Wednesday, March 22, 2023 | 9:30 AM EDT - 10:00 AM EDT
Zoom Interview | Mike Chinoy, Lenora Chu
Reporting on China is challenging and important. Assignment China tells the stories of some of the American journalists who have covered China from the time of the civil war of the 1940s through the COVID-19 pandemic. Former China correspondent Mike Chinoy assembles personal accounts from eminent journalists who share their stories of reporting on historic moments such as President Richard Nixon’s groundbreaking visit in 1972, China’s opening up to the outside world and its emergence as a global superpower, and the crackdowns in Tiananmen Square and Xinjiang. They describe the challenges of covering a complex society and offer insight into eight decades of tumultuous political, economic, and social change.
In an interview conducted on March 22, 2023, Mike Chinoy and Lenora Chu discuss the people who have covered China for American media and how they have shaped American understanding of China.
Speaker
Mike Chinoy
Mike Chinoy is a nonresident senior fellow at the U.S.-China Institute at the University of Southern California, currently based in Taipei. He spent 24 years as a foreign correspondent for CNN, serving as the network’s first Beijing bureau chief and senior Asia correspondent. Before joining CNN, Mr. Chinoy worked for CBS News and NBC News. He won Emmy, Dupont, and Peabody awards for his coverage of China. Assignment China is his fifth book.

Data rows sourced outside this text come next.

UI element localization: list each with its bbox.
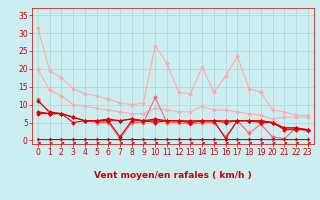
X-axis label: Vent moyen/en rafales ( km/h ): Vent moyen/en rafales ( km/h ) [94, 171, 252, 180]
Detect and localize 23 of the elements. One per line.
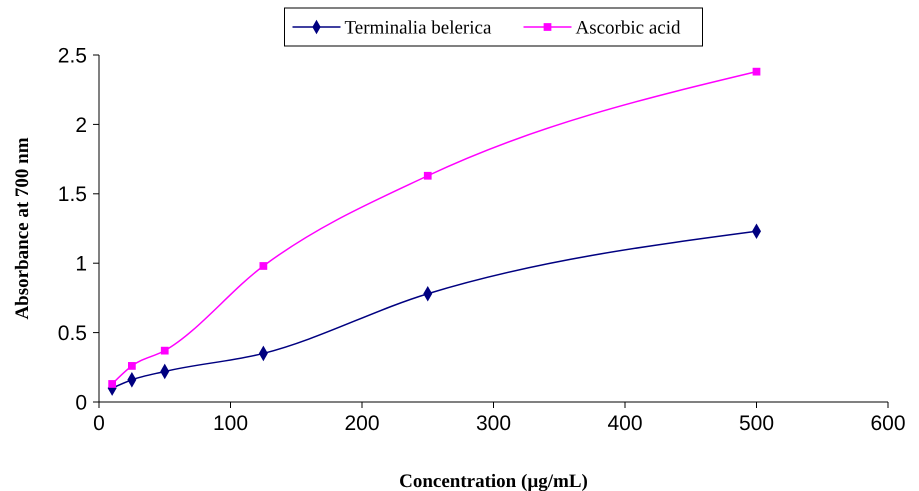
- x-tick-label: 200: [344, 412, 380, 435]
- y-tick-label: 1.5: [58, 183, 87, 206]
- x-tick-label: 0: [93, 412, 105, 435]
- y-axis-title: Absorbance at 700 nm: [12, 137, 33, 320]
- x-tick-label: 600: [870, 412, 906, 435]
- legend-label: Terminalia belerica: [344, 18, 492, 39]
- point: [260, 262, 268, 270]
- point: [160, 346, 169, 355]
- point: [108, 380, 116, 388]
- y-tick-label: 2.5: [58, 44, 87, 68]
- x-tick-label: 400: [607, 412, 643, 435]
- point: [424, 172, 432, 180]
- x-tick-label: 100: [212, 412, 248, 435]
- point: [752, 68, 760, 76]
- y-tick-label: 2: [75, 114, 87, 137]
- x-tick-label: 300: [476, 412, 512, 435]
- legend-label: Ascorbic acid: [576, 18, 681, 39]
- y-tick-label: 1: [75, 252, 87, 276]
- point: [128, 362, 136, 370]
- x-axis-title: Concentration (µg/mL): [399, 471, 588, 491]
- y-tick-label: 0: [75, 391, 87, 414]
- x-tick-label: 500: [738, 412, 774, 435]
- y-tick-label: 0.5: [58, 322, 87, 345]
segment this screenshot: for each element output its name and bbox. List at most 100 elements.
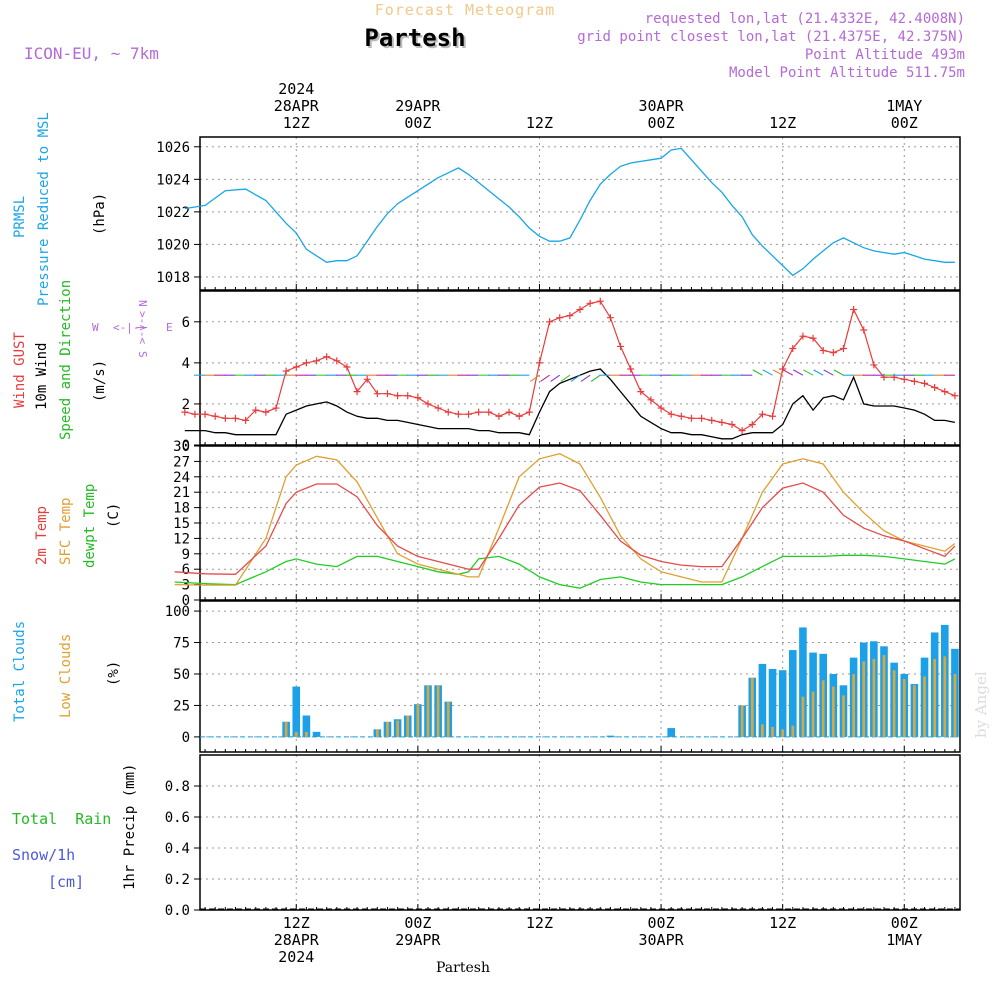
gust-marker: [769, 412, 777, 420]
gust-marker: [596, 297, 604, 305]
gust-marker: [323, 353, 331, 361]
time-label: 1MAY: [886, 931, 922, 949]
gust-marker: [566, 312, 574, 320]
low-cloud-bar: [902, 679, 906, 737]
y-tick-label: 0: [182, 438, 190, 454]
gust-marker: [383, 390, 391, 398]
gust-marker: [556, 314, 564, 322]
time-label: 29APR: [395, 97, 441, 115]
wind-direction-arrow: [772, 369, 783, 376]
low-cloud-bar: [842, 695, 845, 737]
wind-direction-arrow: [590, 374, 601, 382]
time-label: 28APR: [274, 931, 320, 949]
time-label: 00Z: [648, 914, 675, 932]
low-cloud-bar: [781, 729, 785, 737]
gust-marker: [910, 377, 918, 385]
temp-dew-label: dewpt Temp: [82, 484, 98, 568]
low-cloud-bar: [740, 705, 744, 737]
wind-direction-arrow: [833, 369, 844, 376]
dewpoint-line: [174, 554, 956, 589]
time-label: 00Z: [891, 914, 918, 932]
low-cloud-bar: [831, 686, 835, 737]
precipitation-panel: 0.0 0.2 0.4 0.6 0.8: [165, 754, 961, 919]
low-cloud-bar: [913, 685, 916, 737]
gust-marker: [201, 410, 209, 418]
gust-marker: [657, 404, 665, 412]
y-tick-label: 6: [182, 562, 190, 578]
y-tick-label: 0: [182, 730, 190, 746]
y-tick-label: 21: [173, 485, 190, 501]
gust-marker: [627, 365, 635, 373]
gust-marker: [221, 414, 229, 422]
y-tick-label: 12: [173, 531, 190, 547]
location-title: Partesh: [364, 24, 465, 52]
time-label: 28APR: [274, 97, 320, 115]
low-cloud-bar: [426, 685, 430, 737]
gust-marker: [434, 404, 442, 412]
gust-marker: [546, 318, 554, 326]
low-cloud-bar: [821, 680, 825, 737]
wind-direction-arrow: [813, 369, 824, 376]
time-label: 00Z: [891, 114, 918, 132]
time-label: 12Z: [283, 914, 310, 932]
wind-direction-arrow: [530, 374, 540, 382]
y-tick-label: 1020: [156, 237, 190, 253]
gust-marker: [617, 342, 625, 350]
gust-marker: [667, 410, 675, 418]
gust-marker: [921, 379, 929, 387]
cloud-low-label: Low Clouds: [58, 634, 74, 718]
y-tick-label: 24: [173, 470, 190, 486]
low-cloud-bar: [882, 655, 886, 737]
gust-marker: [525, 408, 533, 416]
time-label: 00Z: [404, 914, 431, 932]
gust-marker: [819, 347, 827, 355]
y-tick-label: 0.4: [165, 841, 190, 857]
gust-marker: [687, 414, 695, 422]
gust-marker: [414, 394, 422, 402]
wind-10m-label: 10m Wind: [34, 343, 50, 410]
model-name: ICON-EU, ~ 7km: [24, 44, 159, 63]
wind-unit: (m/s): [92, 360, 108, 402]
y-tick-label: 2: [182, 397, 190, 413]
gust-marker: [789, 344, 797, 352]
gust-marker: [637, 388, 645, 396]
low-cloud-bar: [436, 685, 440, 737]
y-tick-label: 18: [173, 501, 190, 517]
gust-marker: [454, 410, 462, 418]
gust-marker: [698, 414, 706, 422]
wind-direction-arrow: [803, 369, 814, 376]
gust-marker: [758, 410, 766, 418]
gust-marker: [586, 299, 594, 307]
gust-marker: [373, 390, 381, 398]
gust-marker: [900, 375, 908, 383]
gust-marker: [282, 367, 290, 375]
y-tick-label: 15: [173, 516, 190, 532]
y-tick-label: 0: [182, 593, 190, 609]
gust-marker: [951, 392, 959, 400]
pressure-label-prmsl: PRMSL: [12, 196, 28, 238]
gust-marker: [252, 406, 260, 414]
compass-n: N: [136, 300, 149, 307]
gust-marker: [333, 357, 341, 365]
y-tick-label: 0.6: [165, 810, 190, 826]
gust-marker: [475, 408, 483, 416]
gust-marker: [779, 365, 787, 373]
y-tick-label: 0.0: [165, 903, 190, 919]
wind-direction-arrow: [762, 369, 773, 376]
footer-location: Partesh: [436, 960, 490, 976]
gust-marker: [718, 418, 726, 426]
gust-marker: [404, 392, 412, 400]
gust-marker: [799, 332, 807, 340]
low-cloud-bar: [446, 701, 450, 737]
clouds-panel: 0 25 50 75 100: [165, 600, 961, 753]
compass-arrow: <-|->: [113, 321, 146, 334]
wind-direction-arrow: [580, 374, 591, 382]
gust-marker: [302, 359, 310, 367]
gust-marker: [535, 359, 543, 367]
gust-marker: [191, 410, 199, 418]
snow-label: Snow/1h: [12, 846, 75, 864]
low-cloud-bar: [953, 673, 957, 737]
wind-direction-arrow: [560, 374, 571, 382]
gust-marker: [231, 414, 239, 422]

Mr. Chinoy is a graduate of Yale University and the Columbia Graduate School of Journalism.
Moderator
Lenora Chu
Lenora Chu is a journalist and the author of Little Soldiers, a narrative account of China’s education system. After living and working in Shanghai for a decade, she is now based in Berlin, where she covers Europe and Chinese engagement abroad for the Christian Science Monitor. With fifteen years of experience in the United States, China, and now Europe, her work illuminates the intersection of politics, culture, and society — a passion born in part of growing up with Chinese parents in America.
A former media and management consultant, Ms. Chu holds degrees in engineering and journalism from Stanford and Columbia Universities, respectively. She is a fellow of the National Committee’s Public Intellectuals Program.